Universal Masking Also Slows Community Transmission
In more information we’ve been screaming about since last March, another CDC study showed that universal masking in schools slows community transmission rates. In data that should be a total slap on the forehead, the CDC ran lots of numbers and statistics only to conclude that counties whose schools had universal masking mandates experienced less pediatric Covid cases than counties whose schools lacked mask mandates.
Again, this data should shock exactly no one who believes in science. However, since a full 19% of American adults say they will refuse to get vaccinated against a pandemic that’s killed 1 in 500 Americans, we can rely on neither reason nor logic to maintain public health. The same poll shows that 91% of Democrats support universal masking in schools; compare that to only 32% of Republicans. Have we done enough science today to determine which party sides with truth, justice, and epidemiologists?
Stop The Politics
When multiple streams of scientific data scream that you’re wrong, you’re probably wrong. And being wrong hurts. We understand. Trump has made Republicans believe that when facts contradict constructed reality, they’d best double down on constructed reality, or their worldview might blow up. That could lead to existential crises like: maybe Covid is real and actually killing people, and when I do not wear a mask I might inadvertently kill people. Also maybe science is real, like They Might Be Giants warned us, and that imposition of logic onto other political wedge issues, like sex ed, could warp my fragile little mind.
Clearly, as most of us have been aware since this pandemic started: universal masking in schools helps stop Covid. Step back. Examine that statement. Why is it political? Why are people yelling that masks are child abuse? Wouldn’t not masking and hence potentially, willfully exposing your child to Covid be more likely to count as child abuse?
But it’s Opposite Day in the GOP, and has been for a long time.

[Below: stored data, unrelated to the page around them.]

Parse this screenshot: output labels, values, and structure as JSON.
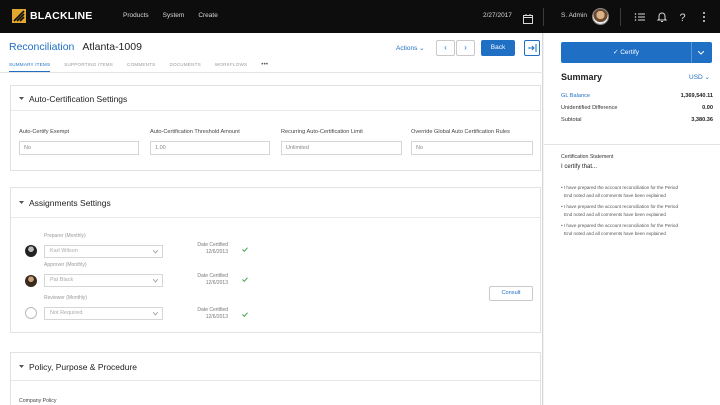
{
  "topbar": {
    "brand": "BLACKLINE",
    "nav": [
      "Products",
      "System",
      "Create"
    ],
    "date": "2/27/2017",
    "user": "S. Admin",
    "icons": [
      "calendar-icon",
      "menu-icon",
      "bell-icon",
      "help-icon",
      "more-vertical-icon"
    ]
  },
  "header": {
    "title": "Reconciliation",
    "account": "Atlanta-1009",
    "actions_label": "Actions",
    "back_label": "Back"
  },
  "tabs": [
    {
      "label": "SUMMARY ITEMS",
      "active": true
    },
    {
      "label": "SUPPORTING ITEMS",
      "active": false
    },
    {
      "label": "COMMENTS",
      "active": false
    },
    {
      "label": "DOCUMENTS",
      "active": false
    },
    {
      "label": "WORKFLOWS",
      "active": false
    },
    {
      "label": "•••",
      "active": false
    }
  ],
  "auto_cert": {
    "title": "Auto-Certification Settings",
    "fields": [
      {
        "label": "Auto-Certify Exempt",
        "value": "No"
      },
      {
        "label": "Auto-Certification Threshold Amount",
        "value": "1.00"
      },
      {
        "label": "Recurring Auto-Certification Limit",
        "value": "Unlimited"
      },
      {
        "label": "Override Global Auto Certification Rules",
        "value": "No"
      }
    ]
  },
  "assignments": {
    "title": "Assignments Settings",
    "rows": [
      {
        "role": "Preparer (Monthly)",
        "person": "Karl Wilson",
        "date_label": "Date Certified",
        "date": "12/6/2013"
      },
      {
        "role": "Approver (Monthly)",
        "person": "Pat Black",
        "date_label": "Date Certified",
        "date": "12/6/2013"
      },
      {
        "role": "Reviewer (Monthly)",
        "person": "Not Required",
        "date_label": "Date Certified",
        "date": "12/6/2013"
      }
    ],
    "consult_label": "Consult"
  },
  "policy": {
    "title": "Policy, Purpose & Procedure",
    "company_policy_label": "Company Policy"
  },
  "right_panel": {
    "certify_label": "✓ Certify",
    "summary_title": "Summary",
    "currency": "USD",
    "rows": [
      {
        "label": "GL Balance",
        "value": "1,369,540.11",
        "link": true
      },
      {
        "label": "Unidentified Difference",
        "value": "0.00",
        "link": false
      },
      {
        "label": "Subtotal",
        "value": "3,380.36",
        "link": false
      }
    ],
    "cert_statement_label": "Certification Statement",
    "cert_intro": "I certify that...",
    "bullets": [
      "• I have prepared the account reconciliation for the Period",
      "  End noted and all comments have been explained",
      "• I have prepared the account reconciliation for the Period",
      "  End noted and all comments have been explained",
      "• I have prepared the account reconciliation for the Period",
      "  End noted and all comments have been explained"
    ]
  },
  "colors": {
    "accent": "#1f6fc5",
    "topbar": "#0d0d0d",
    "check": "#3aa34a"
  }
}
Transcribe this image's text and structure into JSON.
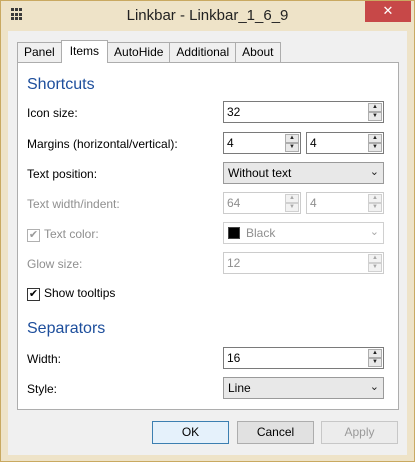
{
  "window": {
    "title": "Linkbar - Linkbar_1_6_9",
    "close_glyph": "✕"
  },
  "tabs": [
    {
      "label": "Panel",
      "active": false
    },
    {
      "label": "Items",
      "active": true
    },
    {
      "label": "AutoHide",
      "active": false
    },
    {
      "label": "Additional",
      "active": false
    },
    {
      "label": "About",
      "active": false
    }
  ],
  "shortcuts": {
    "heading": "Shortcuts",
    "icon_size": {
      "label": "Icon size:",
      "value": "32"
    },
    "margins": {
      "label": "Margins (horizontal/vertical):",
      "h": "4",
      "v": "4"
    },
    "text_position": {
      "label": "Text position:",
      "value": "Without text"
    },
    "text_width": {
      "label": "Text width/indent:",
      "width": "64",
      "indent": "4",
      "disabled": true
    },
    "text_color": {
      "label": "Text color:",
      "value": "Black",
      "checked": true,
      "disabled": true
    },
    "glow_size": {
      "label": "Glow size:",
      "value": "12",
      "disabled": true
    },
    "show_tooltips": {
      "label": "Show tooltips",
      "checked": true
    }
  },
  "separators": {
    "heading": "Separators",
    "width": {
      "label": "Width:",
      "value": "16"
    },
    "style": {
      "label": "Style:",
      "value": "Line"
    }
  },
  "buttons": {
    "ok": "OK",
    "cancel": "Cancel",
    "apply": "Apply"
  },
  "glyphs": {
    "check": "✔",
    "up": "▲",
    "down": "▼",
    "chevron": "⌄"
  },
  "colors": {
    "accent": "#1d4e9c",
    "frame": "#eee3c8",
    "close": "#c74848",
    "swatch": "#000000"
  }
}
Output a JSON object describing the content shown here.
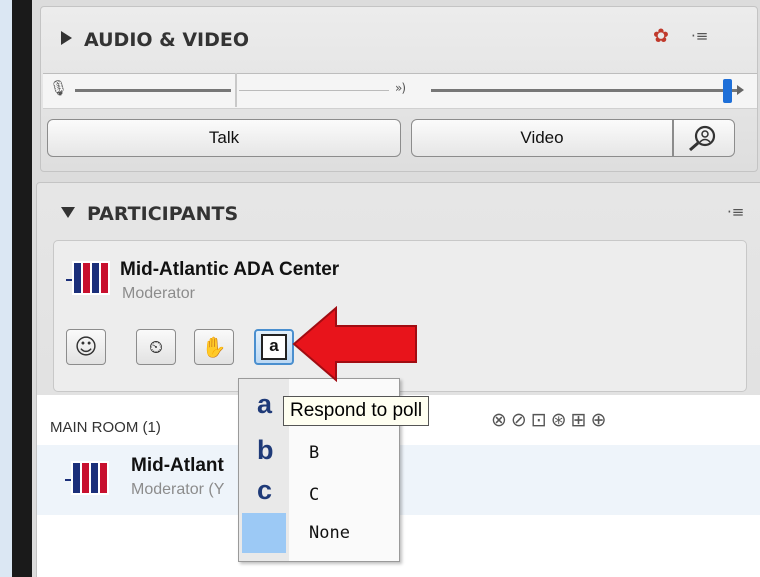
{
  "audio_video": {
    "header": "AUDIO & VIDEO",
    "talk_label": "Talk",
    "video_label": "Video",
    "settings_icon": "gear-heart-icon",
    "menu_icon": "panel-menu-icon",
    "mic_icon": "microphone-icon",
    "speaker_icon": "speaker-icon",
    "find_icon": "magnifier-person-icon"
  },
  "participants": {
    "header": "PARTICIPANTS",
    "current_user": {
      "name": "Mid-Atlantic ADA Center",
      "role": "Moderator"
    },
    "tools": [
      "emoticon-icon",
      "status-away-icon",
      "raise-hand-icon",
      "poll-response-icon"
    ],
    "room": {
      "label": "MAIN ROOM (1)",
      "member": {
        "name": "Mid-Atlant",
        "role": "Moderator (Y"
      }
    }
  },
  "poll_menu": {
    "tooltip": "Respond to poll",
    "options": [
      {
        "letter": "a",
        "label": ""
      },
      {
        "letter": "b",
        "label": "B"
      },
      {
        "letter": "c",
        "label": "C"
      },
      {
        "letter": "",
        "label": "None"
      }
    ]
  },
  "colors": {
    "accent_blue": "#1e6fd8",
    "arrow_red": "#e8141b",
    "none_swatch": "#9cc9f5",
    "page_bg": "#dbe7f3"
  }
}
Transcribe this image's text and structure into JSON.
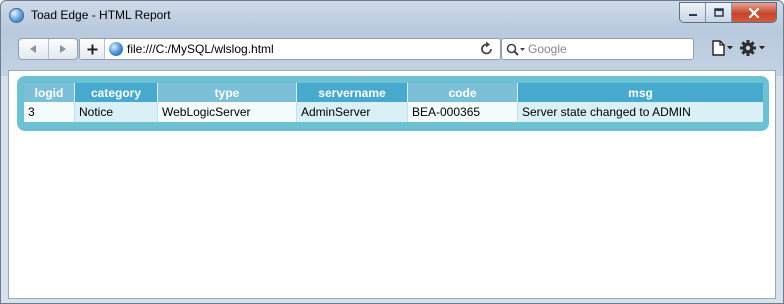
{
  "window": {
    "title": "Toad Edge - HTML Report",
    "close_color": "#c7452c"
  },
  "toolbar": {
    "url": "file:///C:/MySQL/wlslog.html",
    "search_placeholder": "Google",
    "back_icon": "back-arrow-icon",
    "forward_icon": "forward-arrow-icon",
    "reload_icon": "reload-icon",
    "page_icon": "page-menu-icon",
    "tools_icon": "gear-icon"
  },
  "report": {
    "header_colors": [
      "#7bbfd9",
      "#46a9cd"
    ],
    "frame_color": "#6cc1d3",
    "columns": [
      "logid",
      "category",
      "type",
      "servername",
      "code",
      "msg"
    ],
    "rows": [
      [
        "3",
        "Notice",
        "WebLogicServer",
        "AdminServer",
        "BEA-000365",
        "Server state changed to ADMIN"
      ]
    ]
  }
}
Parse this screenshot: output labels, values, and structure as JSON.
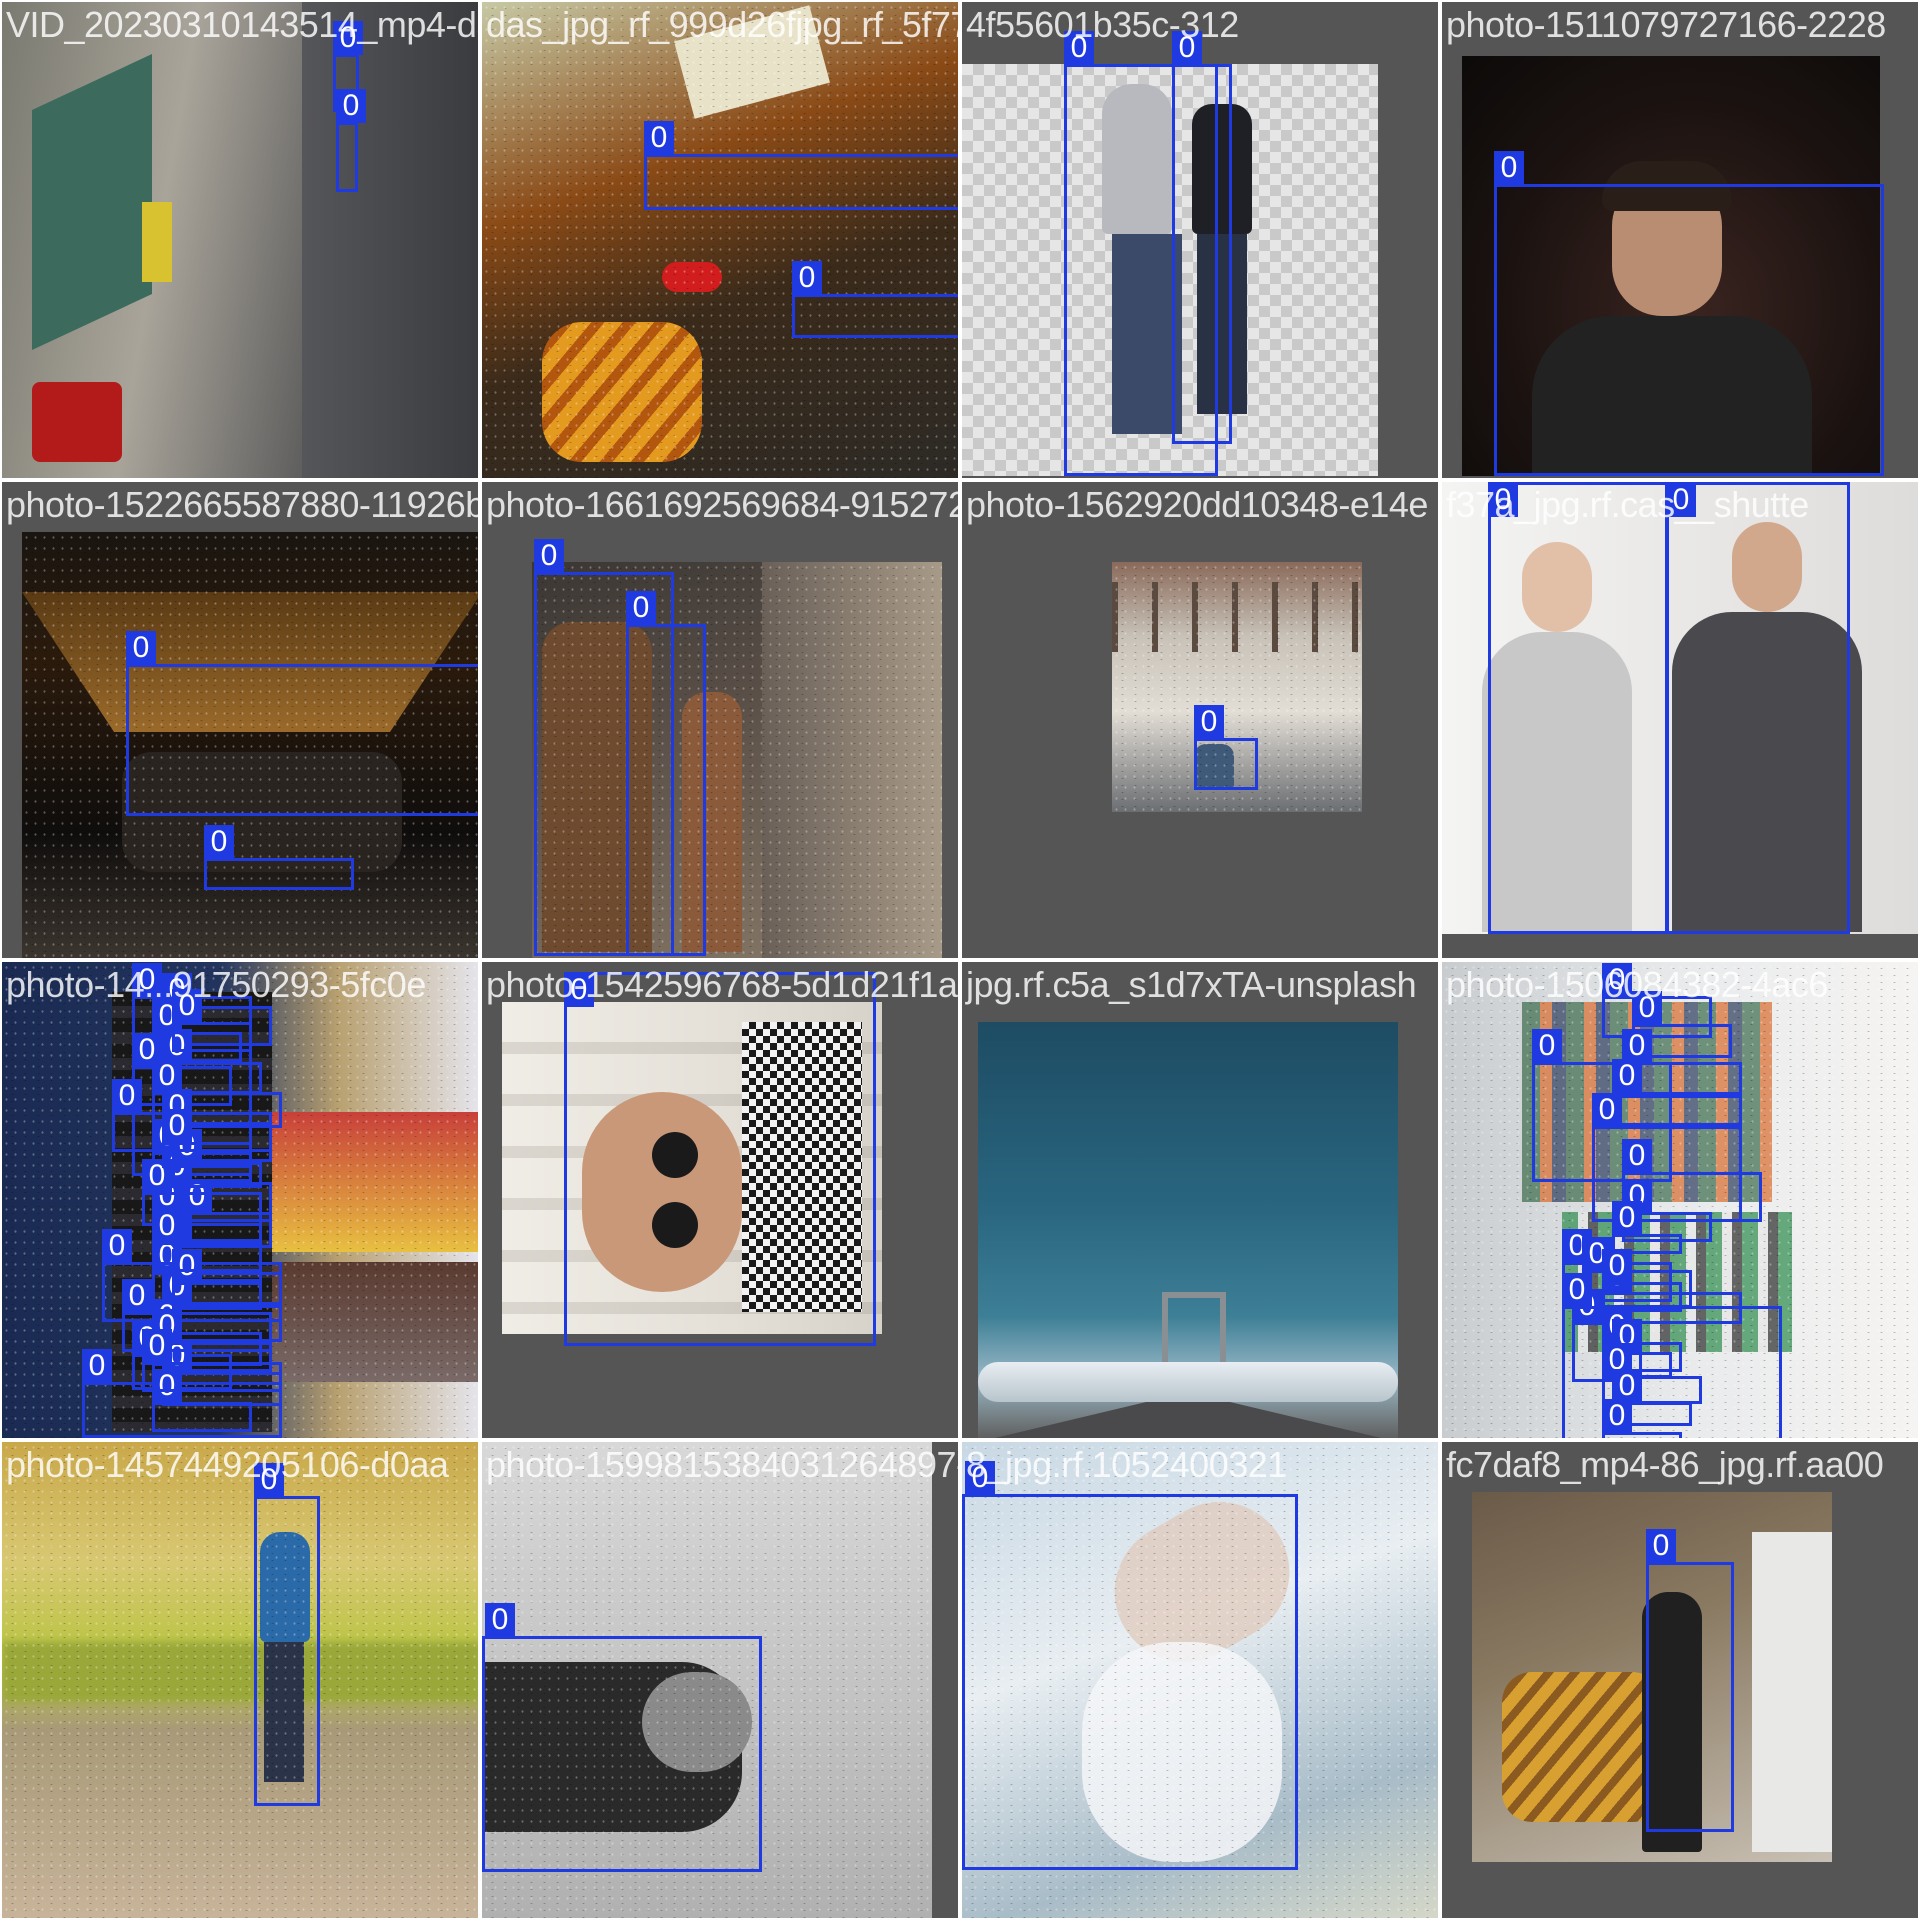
{
  "mosaic": {
    "tiles": [
      {
        "filename": "VID_20230310143514_mp4-da",
        "class_label": "0",
        "boxes": 2
      },
      {
        "filename": "das_jpg_rf_999d26fjpg_rf_5f77",
        "class_label": "0",
        "boxes": 2
      },
      {
        "filename": "4f55601b35c-312",
        "class_label": "0",
        "boxes": 2
      },
      {
        "filename": "photo-1511079727166-2228",
        "class_label": "0",
        "boxes": 1
      },
      {
        "filename": "photo-1522665587880-11926be57bb",
        "class_label": "0",
        "boxes": 2
      },
      {
        "filename": "photo-1661692569684-91527211033",
        "class_label": "0",
        "boxes": 2
      },
      {
        "filename": "photo-1562920dd10348-e14e",
        "class_label": "0",
        "boxes": 1
      },
      {
        "filename": "f37a_jpg.rf.cas__shutte",
        "class_label": "0",
        "boxes": 2
      },
      {
        "filename": "photo-14...91750293-5fc0e",
        "class_label": "0",
        "boxes": 30
      },
      {
        "filename": "photo-1542596768-5d1d21f1af98",
        "class_label": "0",
        "boxes": 1
      },
      {
        "filename": "jpg.rf.c5a_s1d7xTA-unsplash",
        "class_label": "0",
        "boxes": 0
      },
      {
        "filename": "photo-1506084382-4ac6",
        "class_label": "0",
        "boxes": 20
      },
      {
        "filename": "photo-1457449205106-d0aa",
        "class_label": "0",
        "boxes": 1
      },
      {
        "filename": "photo-1599815384031264897-aeab",
        "class_label": "0",
        "boxes": 2
      },
      {
        "filename": "8_jpg.rf.1052400321",
        "class_label": "0",
        "boxes": 1
      },
      {
        "filename": "fc7daf8_mp4-86_jpg.rf.aa00",
        "class_label": "0",
        "boxes": 1
      }
    ]
  },
  "colors": {
    "box": "#1f3ae0",
    "label_text": "#ffffff",
    "background": "#4b4b4b"
  }
}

Data, which should have been obvious before it was actual, math’ed up data, tells us that universal masking keeps kids safe from Covid. Therefore, shouldn’t we mask kids? Except not, because politics.
They are playing politics with kids’ lives. Delta is stuffing pediatric ICUs; PICUs are at or beyond capacity in Texas, Florida, Louisiana, and Mississippi. No shock: many schools in those areas have no mask mandates. So if your kid does get Covid and require ICU-level care, you’re stuck. Like, “there is no bed for your child” stuck. Wouldn’t that make science deniers sit up straight? We don’t have a pediatric intensive care bed for your kid. Take them somewhere else.
Here’s an idea: if your kid wears a mask, maybe they won’t get Covid. Even better, if your kid and the kids around them wear masks, maybe none of them will get Covid. This sounds like a winning proposition all around, amiright? No child left behind! But as usual, right wing America remains far more concerned about fetal heartbeat laws than living children in PICU beds.
So despite data affirming liberals were right all along about universal masking mandates, there’s really little hope of change. No one’s going to seize these papers, whap their hand on their forehead, and lament, “We were wrong all along! Won’t someone mask the children?!” They’ll only claim we shouldn’t politicize public health, or the data is wrong, or kids can’t breathe under masks, which is a lie.
It might feel bad to be wrong, but in this case it doesn’t feel good to be right, either. It’s frustrating as hell that people won’t agree to universal masking mandates in schools, and giving us more data for ‘Murica to ignore only adds to that frustration. Certain parts of ‘Murica believe truth is in the eye of the beholder. If they don’t like a narrative — factual or not — it’s false. So we politely hand them all the data we want. We won’t change minds.
Like these studies, that should shock no one.